Frequently asked questions

What is a long put on AEHR?
A long put on AEHR is the long put strategy applied to AEHR (stock). The strategy is structurally bearish: A long put buys downside exposure with a fixed maximum loss equal to the premium paid; profit accrues if the underlying closes below the strike minus premium at expiration. With AEHR stock trading near $96.66, the strikes shown on this page are snapped to the nearest listed AEHR chain strike and the premiums come straight from the end-of-day bid/ask midpoint.
How are AEHR long put max profit and max loss calculated?
Max profit equals the strike minus premium times 100 (reached at zero); max loss equals the premium times 100. Breakeven is strike minus premium. For the AEHR long put priced from the end-of-day chain at a 30-day expiry (ATM IV 154.13%), the computed maximum profit is $7,964.00 per contract and the computed maximum loss is -$1,735.00 per contract. Live intraday quotes will differ as the chain moves through the trading session.

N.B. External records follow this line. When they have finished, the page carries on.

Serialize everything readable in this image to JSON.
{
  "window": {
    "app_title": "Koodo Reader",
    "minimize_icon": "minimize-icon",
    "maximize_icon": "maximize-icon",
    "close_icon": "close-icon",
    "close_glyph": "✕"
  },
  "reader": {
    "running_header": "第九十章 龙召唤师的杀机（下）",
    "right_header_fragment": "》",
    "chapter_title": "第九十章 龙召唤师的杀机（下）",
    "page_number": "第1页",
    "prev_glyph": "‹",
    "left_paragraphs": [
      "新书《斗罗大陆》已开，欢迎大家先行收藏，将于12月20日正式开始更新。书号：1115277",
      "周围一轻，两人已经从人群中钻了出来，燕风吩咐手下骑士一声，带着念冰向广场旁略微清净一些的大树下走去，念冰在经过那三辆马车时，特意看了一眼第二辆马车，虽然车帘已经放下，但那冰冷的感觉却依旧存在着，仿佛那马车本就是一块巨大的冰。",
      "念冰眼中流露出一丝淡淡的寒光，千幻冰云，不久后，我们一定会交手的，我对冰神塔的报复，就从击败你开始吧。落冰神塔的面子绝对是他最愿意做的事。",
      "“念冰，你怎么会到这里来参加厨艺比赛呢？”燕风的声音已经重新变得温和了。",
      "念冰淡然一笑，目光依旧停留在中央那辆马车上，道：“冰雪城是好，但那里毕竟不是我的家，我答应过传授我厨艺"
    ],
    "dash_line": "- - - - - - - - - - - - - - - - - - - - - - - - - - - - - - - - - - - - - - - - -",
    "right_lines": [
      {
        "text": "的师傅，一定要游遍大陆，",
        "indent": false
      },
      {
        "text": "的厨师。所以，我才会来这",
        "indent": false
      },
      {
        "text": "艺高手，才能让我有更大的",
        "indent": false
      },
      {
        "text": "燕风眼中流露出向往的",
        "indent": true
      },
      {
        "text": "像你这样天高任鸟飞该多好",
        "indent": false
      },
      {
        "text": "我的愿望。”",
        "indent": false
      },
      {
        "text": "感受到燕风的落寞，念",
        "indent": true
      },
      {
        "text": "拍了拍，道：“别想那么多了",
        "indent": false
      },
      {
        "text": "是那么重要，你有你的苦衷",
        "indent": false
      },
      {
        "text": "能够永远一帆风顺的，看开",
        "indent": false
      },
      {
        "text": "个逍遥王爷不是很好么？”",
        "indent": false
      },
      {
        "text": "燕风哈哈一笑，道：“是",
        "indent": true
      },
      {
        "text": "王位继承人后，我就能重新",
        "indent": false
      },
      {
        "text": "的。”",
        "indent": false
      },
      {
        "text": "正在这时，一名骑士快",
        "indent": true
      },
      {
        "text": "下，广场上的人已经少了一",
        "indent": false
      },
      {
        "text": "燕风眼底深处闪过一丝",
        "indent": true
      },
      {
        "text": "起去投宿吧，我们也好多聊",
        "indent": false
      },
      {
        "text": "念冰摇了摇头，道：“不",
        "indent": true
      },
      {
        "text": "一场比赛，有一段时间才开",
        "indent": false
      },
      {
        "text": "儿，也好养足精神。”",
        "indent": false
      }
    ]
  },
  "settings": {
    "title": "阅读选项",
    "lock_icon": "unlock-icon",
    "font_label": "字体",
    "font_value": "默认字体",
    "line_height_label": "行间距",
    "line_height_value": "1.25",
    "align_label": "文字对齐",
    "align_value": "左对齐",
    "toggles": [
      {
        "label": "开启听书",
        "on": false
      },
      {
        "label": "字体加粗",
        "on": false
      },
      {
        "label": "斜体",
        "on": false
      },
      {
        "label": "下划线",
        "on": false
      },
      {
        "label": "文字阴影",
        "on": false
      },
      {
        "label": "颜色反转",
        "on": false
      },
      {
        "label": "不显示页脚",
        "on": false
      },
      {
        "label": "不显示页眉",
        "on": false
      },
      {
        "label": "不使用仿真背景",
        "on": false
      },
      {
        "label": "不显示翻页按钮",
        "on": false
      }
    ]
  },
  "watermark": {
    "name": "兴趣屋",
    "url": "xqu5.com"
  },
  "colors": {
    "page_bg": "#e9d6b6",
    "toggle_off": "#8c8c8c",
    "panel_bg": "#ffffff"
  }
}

What is the breakeven for a AEHR long put?
The breakeven for the AEHR long put priced on this page is roughly $79.65 at expiration, derived from end-of-day chain premiums. Breakeven is the underlying price at which the strategy's P&L crosses zero ignoring transaction costs and assignment risk. The current AEHR market-implied 1-standard-deviation expected move is approximately 44.19%; if the move sits well outside the breakeven distance, the structure's risk-reward becomes correspondingly tighter.
When should you consider a long put on AEHR?
Long puts on AEHR hedge an existing long AEHR stock position or express a bearish view with defined risk; position sizing typically scales the put notional to the underlying AEHR exposure being hedged.
How does current AEHR implied volatility affect this long put?
AEHR ATM IV is at 154.13% with IV rank near 77.93%, which is elevated relative to its 1-year range. Premium-selling structures (covered call, cash-secured put, iron condor) generally look more attractive when IV rank is high; premium-buying structures (long call, long put, debit spreads) are more expensive in that regime.